Seu talento como cartunista e desenhista facilitou sua conexão com grupos de artistas cariocas, incluindo a escultora Lygia Clark, com quem namorou por seis anos. Durante o relacionamento, ele chegou a ajudar a mineira na confecção da obra "Bichos", uma de suas mais conhecidas.
A carreira de Boghici teve uma guinada quando ele ganhou uma competição de perguntas e respostas sobre a vida do pintor Vincent Van Gogh, na TV Tupi.

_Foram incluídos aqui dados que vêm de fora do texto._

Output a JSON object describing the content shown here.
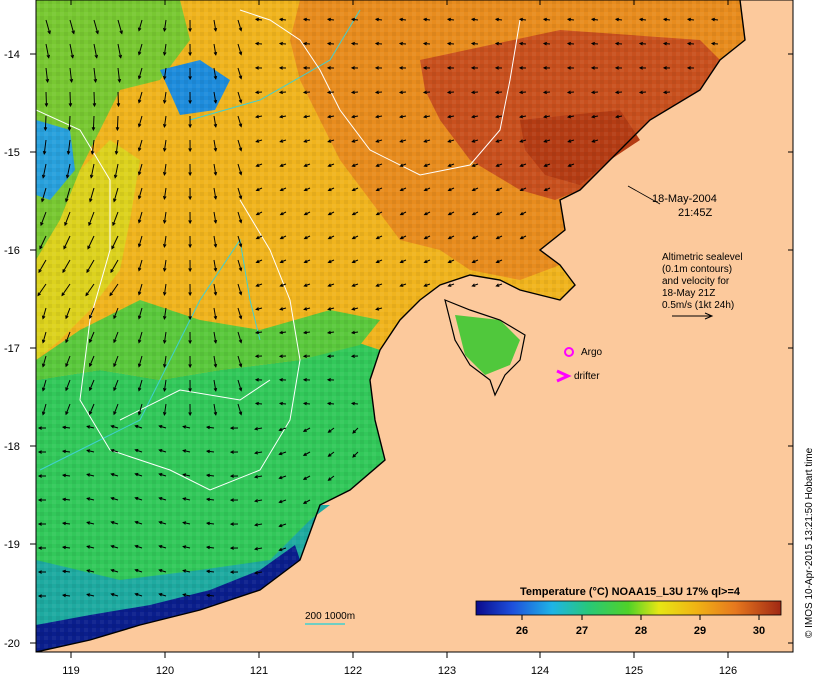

Ele foi "descoberto" por um produtor da emissora em um bar da capital carioca e conta que estava "mal cuidado" após sofrer um acidente de moto, atribuindo a aparência exótica, semelhante a Kirk Douglas interpretando o holandês no cinema, pelo convite para o quiz.
Com o valor do prêmio, US$ 200 mil, ele comprou um apartamento em Copacabana, onde viveu pelo resto da vida, e tirou um período sabático para viajar. Na volta, ele abriu sua própria galeria, a Relevo, ao lado de dois sócios.
Além de introduzir as obras de novatos brasileiros e estrangeiros em seu espaço, o colecionador mantinha uma relação próxima com artistas já consagrados, como Di Cavalcanti, que era vizinho de prédio do romeno.
Em 2012, seu apartamento no famoso bairro carioca foi palco de um incêndio que destruiu alguns dos quadros de seu acervo, incluindo o clássico "Samba", de Di. Mas, em uma entrevista à revista Veja na ocasião do incidente, ele destacou que a maior perda foram dois de seus 16 gatos, mortos em meio ao fogo, que começou após um curto-circuito no ar-condicionado do quarto de Sabine.